Kötü şeyler düşünmeye başladı. Yoksa Padişah, ona güvenmiyor muydu? Yani
Şehvet, ondan daha mı önemliydi Padişah'ın yanında? Ama Hikmet'in dediklerini
hatırlayınca biraz sakinleşti. Belli ki onu aşan şeyler vardı. Bunu en kısa
zaman da öğrenmeliydi. Çünkü soruları gittikçe artıyor ve arttıkça
çıldıracağından korkuyordu. En iyisi Padişah'a gitmekti. Bütün soruların
cevapları galiba ondaydı. Tabii ki Padişah'ı da aşan şeyler eğer yoksa...
İçinde endişe ve sorularla Padişah'ın köşküne girdi.
Meselenin iç yüzünü öğrenecekti. Müsaade isteyip huzura girdi. Ama Padişah'ın
yanında bir misafiri görünce şaşırdı. Acaba kaleye bu kadar zarar vererek içeri
giren meçhul adam bu muydu? Görünüşe göre bunları yapacak bir kuvvete sahip
biri değildi. Zayıf ve sakin birisine benziyordu. Ama bir sinsilik vardı onda.

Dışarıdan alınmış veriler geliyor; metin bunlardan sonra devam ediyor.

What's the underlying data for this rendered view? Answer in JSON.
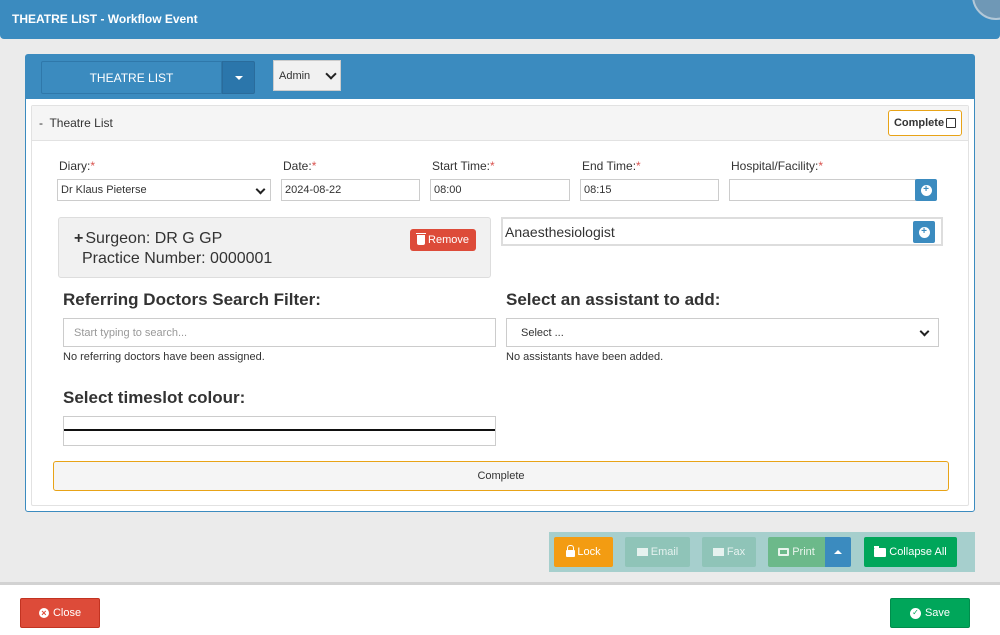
{
  "window": {
    "title": "THEATRE LIST - Workflow Event"
  },
  "header": {
    "theatre_list_label": "THEATRE LIST",
    "user_select": "Admin"
  },
  "section": {
    "toggle": "-",
    "label": "Theatre List",
    "complete_label": "Complete"
  },
  "fields": {
    "diary": {
      "label": "Diary:",
      "required": "*",
      "value": "Dr Klaus Pieterse"
    },
    "date": {
      "label": "Date:",
      "required": "*",
      "value": "2024-08-22"
    },
    "start_time": {
      "label": "Start Time:",
      "required": "*",
      "value": "08:00"
    },
    "end_time": {
      "label": "End Time:",
      "required": "*",
      "value": "08:15"
    },
    "hospital": {
      "label": "Hospital/Facility:",
      "required": "*",
      "value": ""
    }
  },
  "surgeon": {
    "plus": "+",
    "name_line": "Surgeon: DR G GP",
    "practice_line": "Practice Number: 0000001",
    "remove_label": "Remove"
  },
  "anaesthesiologist": {
    "label": "Anaesthesiologist"
  },
  "referring": {
    "heading": "Referring Doctors Search Filter:",
    "placeholder": "Start typing to search...",
    "help": "No referring doctors have been assigned."
  },
  "assistant": {
    "heading": "Select an assistant to add:",
    "selected": "Select ...",
    "help": "No assistants have been added."
  },
  "timeslot": {
    "heading": "Select timeslot colour:",
    "colour": "#111111"
  },
  "complete_bar": {
    "label": "Complete"
  },
  "toolbar": {
    "lock": "Lock",
    "email": "Email",
    "fax": "Fax",
    "print": "Print",
    "collapse_all": "Collapse All"
  },
  "footer": {
    "close": "Close",
    "save": "Save"
  },
  "colors": {
    "primary": "#3b8bbf",
    "danger": "#dd4b39",
    "success": "#00a65a",
    "warning": "#f39c12"
  }
}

Bakışlarıyla aklı hiç bilmediği yerlere çekip götürebilecek kuvvete sahipti
sanki. Akıl içeride misafir olduğu için bir şey demeden bekledi. Padişah
misafirle çok yakından ilgileniyordu. Hiç kimseye yapmadığını yapmış, misafirle
diz dize vererek oturmuştu. Padişah, Aklı görünce 'Hoş geldin!' dedi. Akıl bir
şey demeden sakince baş eğdi. İçeride ondan başka kalenin diğer önde gelenleri
de vardı. Nefis, Şehvet, Gazap ve diğerleri orada hazırdılar. Belli ki onları,
Padişah çağırtmıştı. Padişah her zamanki gibi yüzü tebessümlü, bakışı ibret
doluydu. Yüzünü misafire tutarak Akıl'a dedi:
- Bu bizim misafirimiz. Adı Aşk. Biz O'na ulaşana kadar bize
kılavuzluk edecek. İnşallah uzun yolumuzu kısaltmaya, zorlu yılları
kolaylaştırmaya vesile olacak. Bundan böyle hepimiz onun emrinde olacağız ve
sen de onunla bir yerde çalışacaksın. Şimdiye kadar düşe kalka yol almaya
çalıştık. Ama bundan sonra hiç kimsenin görevini ihmal etmesini veya
aksatmasını istemiyorum. Senin görevin, Aşk bizi O'na ulaştırırken, Kutlu
Elçi'nin yolundan uzaklaşmamamızı sağlamaktır. Çünkü Kutlu Nebi'nin izini takip
edersek, işimiz daha kolay olur ve kazanma kuşağında kaybedenlerden olmayız.
Aşk'a onun izinden gitmesine yardımcı olacaksın, rasyonel düşüncelerinle Aşk'ın
hata ve sarhoşluklarından bizleri koruyacaksın.
Padişah konuştukça etraftakiler onu dikkatlice dinliyor ve
önemli bir değişme olacağını anlıyorlardı. Hattâ kendilerinde de değişiklikler
olduğunu hissediyorlardı. Padişah diğerlerine dönerek:
- Sizler de bundan sonra hayatınızda değişiklikler yapmak
zorundasınız. Ey Şehvet! Aşkın bize gelişinde sen kuryelik yaptığın için
öncelikle sana teşekkür ediyorum. Ama bundan sonra, bazen içine düştüğün
yasaklara karşı dikkatli olman ve meşru dairedeki lezzetlerle yetinmen lâzım.
Bu konuda sana Aşk'ın önemli yardımı dokunacaktır. Sen, artık alacağın lezzetin
çok daha fazlasını O'na olan vuslat arzusuyla alacak ve direnmen gereken
yerlerde, Aşk sana vuslatı hatırlatarak yardımcı olacak. Ey Gazap! Bundan
sonra, sen artık sövene dilsiz, dövene elsiz olacaksın. Ne var ki sadece O'na
karşı olan saygısızlıkta eskisinden daha çok kendini hissettireceksin.
Sabretmen gereken yerlerde Aşk sana yardım edecek ve sen O'ndan ötürü gerekirse
sabretmen için dilini ısırarak koparacak, ama O'nun için sabredeceksin.
Ayrıntılarını sana Aşk anlatır. Ey Nefis! Senin ne olduğunu artık
memleketimizde bilmeyen yok. Senin hain ve aşağılık duyguları sinesinde
barındıran aceleci ve kör bir vezir olduğunu biliyoruz. Ama seni idam edemem.
Çünkü bu yolda seninle birlikte devam etmem istendi. Sen olmazsan bizim de bu
dünyada olmamızın bir mânâsı kalmıyor. Sen de artık bundan sonra Aşk'ın emri
altındasın. Hainliği bırakıp, mertçe çalışacaksın, önündeki küçük lezzetler
için değil, ebedî saadet için gayret göstereceksin.
Padişah yeni dönemde kimlerin nasıl çalışacağını anlatırken
kaledekiler Aşk'ın gelişiyle çoktan değişmiştiler. Padişah'ın her dediğine
'başımız gözümüz üstüne' diyor ve duyduklarını hemen hayata geçiriyorlardı.
Aşk'ın gelişiyle beden kalesinde Padişah (Ruh), artık daha rahat nefes alıyor
ve raiyetiyle birlikte terakki ederek âhiret yurduna ehil hâle geliyordu.